In my job, I get paid a premium because I have these languages. My clients dig it, and I love the thrill of catching an unsuspecting Japanese tourist off-guard. They just never expect it. Spanish-speakers aren't as surprised, but just as appreciative.
Here comes my pet peeve. When I was visiting Utah, some relatives were putting together a birthday sign. One of my cousin's kids had been to Japan as a missionary. If you go to Japan as a missionary, they really discourage studying the writing system. But they asked the wonderboy RM to write something in Japanese. First of all, he had been back a few years and had pretty much lost all his Japanese (some people just aren't good at languages). And he had never studied the writing system.
I offered to help out. I can write about 2000 characters from memory. Everybody recoiled as if I had offered to share my coffee. "Cousin Wingnut went to Japan on his mission. We want him to do it."

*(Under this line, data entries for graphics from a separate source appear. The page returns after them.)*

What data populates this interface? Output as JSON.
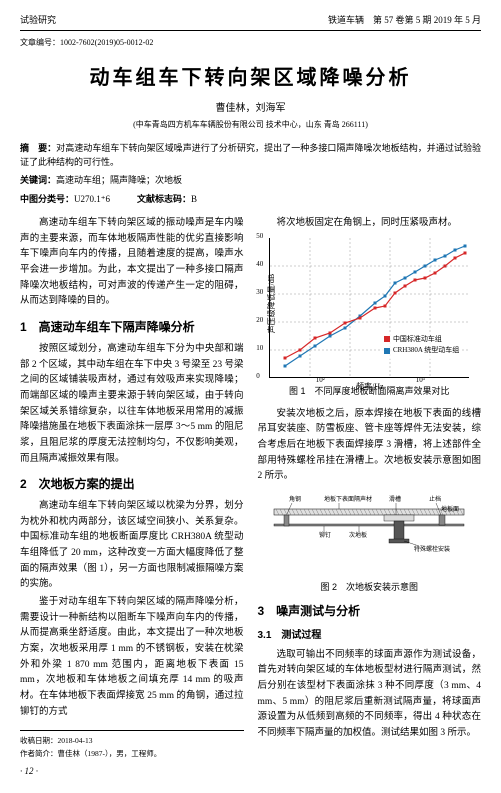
{
  "header": {
    "left": "试验研究",
    "right": "铁道车辆　第 57 卷第 5 期 2019 年 5 月"
  },
  "code": "文章编号：1002-7602(2019)05-0012-02",
  "title": "动车组车下转向架区域降噪分析",
  "authors": "曹佳林，刘海军",
  "affil": "(中车青岛四方机车车辆股份有限公司 技术中心，山东 青岛 266111)",
  "abstract": "对高速动车组车下转向架区域噪声进行了分析研究，提出了一种多接口隔声降噪次地板结构，并通过试验验证了此种结构的可行性。",
  "kw_label": "关键词：",
  "kw": "高速动车组；隔声降噪；次地板",
  "clc_label": "中图分类号：",
  "clc": "U270.1⁺6",
  "doc_label": "文献标志码：",
  "doc": "B",
  "intro": "高速动车组车下转向架区域的振动噪声是车内噪声的主要来源，而车体地板隔声性能的优劣直接影响车下噪声向车内的传播，且随着速度的提高，噪声水平会进一步增加。为此，本文提出了一种多接口隔声降噪次地板结构，可对声波的传递产生一定的阻碍，从而达到降噪的目的。",
  "s1_title": "1　高速动车组车下隔声降噪分析",
  "s1_body": "按照区域划分，高速动车组车下分为中央部和端部 2 个区域，其中动车组在车下中央 3 号梁至 23 号梁之间的区域铺装吸声材，通过有效吸声来实现降噪；而端部区域的噪声主要来源于转向架区域，由于转向架区域关系错综复杂，以往车体地板采用常用的减振降噪措施虽在地板下表面涂抹一层厚 3～5 mm 的阻尼浆，且阻尼浆的厚度无法控制均匀，不仅影响美观，而且隔声减振效果有限。",
  "s2_title": "2　次地板方案的提出",
  "s2_p1": "高速动车组车下转向架区域以枕梁为分界，划分为枕外和枕内两部分，该区域空间狭小、关系复杂。中国标准动车组的地板断面厚度比 CRH380A 统型动车组降低了 20 mm，这种改变一方面大幅度降低了整面的隔声效果（图 1），另一方面也限制减振隔噪方案的实施。",
  "s2_p2": "鉴于对动车组车下转向架区域的隔声降噪分析，需要设计一种新结构以阻断车下噪声向车内的传播，从而提高乘坐舒适度。由此，本文提出了一种次地板方案，次地板采用厚 1 mm 的不锈钢板，安装在枕梁外和外梁 1 870 mm 范围内，距离地板下表面 15 mm，次地板和车体地板之间填充厚 14 mm 的吸声材。在车体地板下表面焊接宽 25 mm 的角钢，通过拉铆钉的方式",
  "r1": "将次地板固定在角钢上，同时压紧吸声材。",
  "chart": {
    "ylabel": "声压级降低量/dB",
    "xlabel": "频率/Hz",
    "xticks": [
      {
        "p": 0,
        "l": ""
      },
      {
        "p": 50,
        "l": "10²"
      },
      {
        "p": 100,
        "l": ""
      },
      {
        "p": 150,
        "l": "10³"
      },
      {
        "p": 200,
        "l": ""
      }
    ],
    "yticks": [
      {
        "p": 140,
        "l": "0"
      },
      {
        "p": 112,
        "l": "10"
      },
      {
        "p": 84,
        "l": "20"
      },
      {
        "p": 56,
        "l": "30"
      },
      {
        "p": 28,
        "l": "40"
      },
      {
        "p": 0,
        "l": "50"
      }
    ],
    "grid_dash": "2,2",
    "grid_color": "#999",
    "series1": {
      "name": "中国标准动车组",
      "color": "#d62728",
      "pts": [
        [
          15,
          120
        ],
        [
          30,
          112
        ],
        [
          45,
          100
        ],
        [
          60,
          95
        ],
        [
          75,
          85
        ],
        [
          90,
          80
        ],
        [
          105,
          70
        ],
        [
          115,
          68
        ],
        [
          125,
          55
        ],
        [
          135,
          48
        ],
        [
          145,
          42
        ],
        [
          155,
          40
        ],
        [
          165,
          35
        ],
        [
          175,
          28
        ],
        [
          185,
          20
        ],
        [
          195,
          15
        ]
      ]
    },
    "series2": {
      "name": "CRH380A 统型动车组",
      "color": "#1f77b4",
      "pts": [
        [
          15,
          128
        ],
        [
          30,
          118
        ],
        [
          45,
          108
        ],
        [
          60,
          98
        ],
        [
          75,
          90
        ],
        [
          90,
          78
        ],
        [
          105,
          65
        ],
        [
          115,
          58
        ],
        [
          125,
          45
        ],
        [
          135,
          40
        ],
        [
          145,
          34
        ],
        [
          155,
          28
        ],
        [
          165,
          22
        ],
        [
          175,
          18
        ],
        [
          185,
          12
        ],
        [
          195,
          8
        ]
      ]
    }
  },
  "fig1_cap": "图 1　不同厚度地板断面隔离声效果对比",
  "r2": "安装次地板之后，原本焊接在地板下表面的线槽吊耳安装座、防雪板座、管卡座等焊件无法安装，综合考虑后在地板下表面焊接厚 3 滑槽，将上述部件全部用特殊螺栓吊挂在滑槽上。次地板安装示意图如图 2 所示。",
  "diagram": {
    "labels": {
      "jiaogang": "角钢",
      "dibanxia": "地板下表面隔声材",
      "huacao": "滑槽",
      "zhixin": "止档",
      "dibanbiao": "地板面",
      "maoding": "铆钉",
      "cidiban": "次地板",
      "luoshuan": "特殊螺栓安装"
    },
    "colors": {
      "steel": "#888",
      "bolt": "#555",
      "text": "#000",
      "fill": "#ccc"
    }
  },
  "fig2_cap": "图 2　次地板安装示意图",
  "s3_title": "3　噪声测试与分析",
  "s31_title": "3.1　测试过程",
  "s31_body": "选取可输出不同频率的球面声源作为测试设备，首先对转向架区域的车体地板型材进行隔声测试，然后分别在该型材下表面涂抹 3 种不同厚度（3 mm、4 mm、5 mm）的阻尼浆后重新测试隔声量，将球面声源设置为从低频到高频的不同频率，得出 4 种状态在不同频率下隔声量的加权值。测试结果如图 3 所示。",
  "footer": {
    "recv": "收稿日期：2018-04-13",
    "auth": "作者简介：曹佳林（1987-），男，工程师。",
    "page": "· 12 ·"
  }
}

Another time was with a nephew who had been on a Spanish-speaking mission. He was trying to talk to a young Latina. Not to embarrass him, but to say hello, I introduced myself. She asked me a few questions, and explained that she wanted to get into the same profession. We had a great conversation, but my poor nephew got left behind. He could discuss Mormonism, but his own one-dimensional focus on using Spanish at church had left him completely unable to discus anything else.
He must have wanted to get me back or something because later he told me in front of a group of family members, "I didn't know you spoke Spanish." I explained that I had taken classes for years, taught Spanish, and used it a lot at work.
His brainless answer? "What I mean is, you didn't go on a Spanish-speaking mission, so I didn't think you spoke Spanish."
I guess he wanted to make a point that he is an RM and I am not.
Have any other linguists on the board encountered this? It just sounds like another way Mormons use to remind others that their brainwashing rituals make them better than others. Or is it a way to make themselves feel better that they wasted 2 years of their lives, gaining a skill that I gained while chasing girls and drinking beer?
T-Bone
Edited 2 time(s). Last edit at 07/17/2012 10:50PM by T-Bone.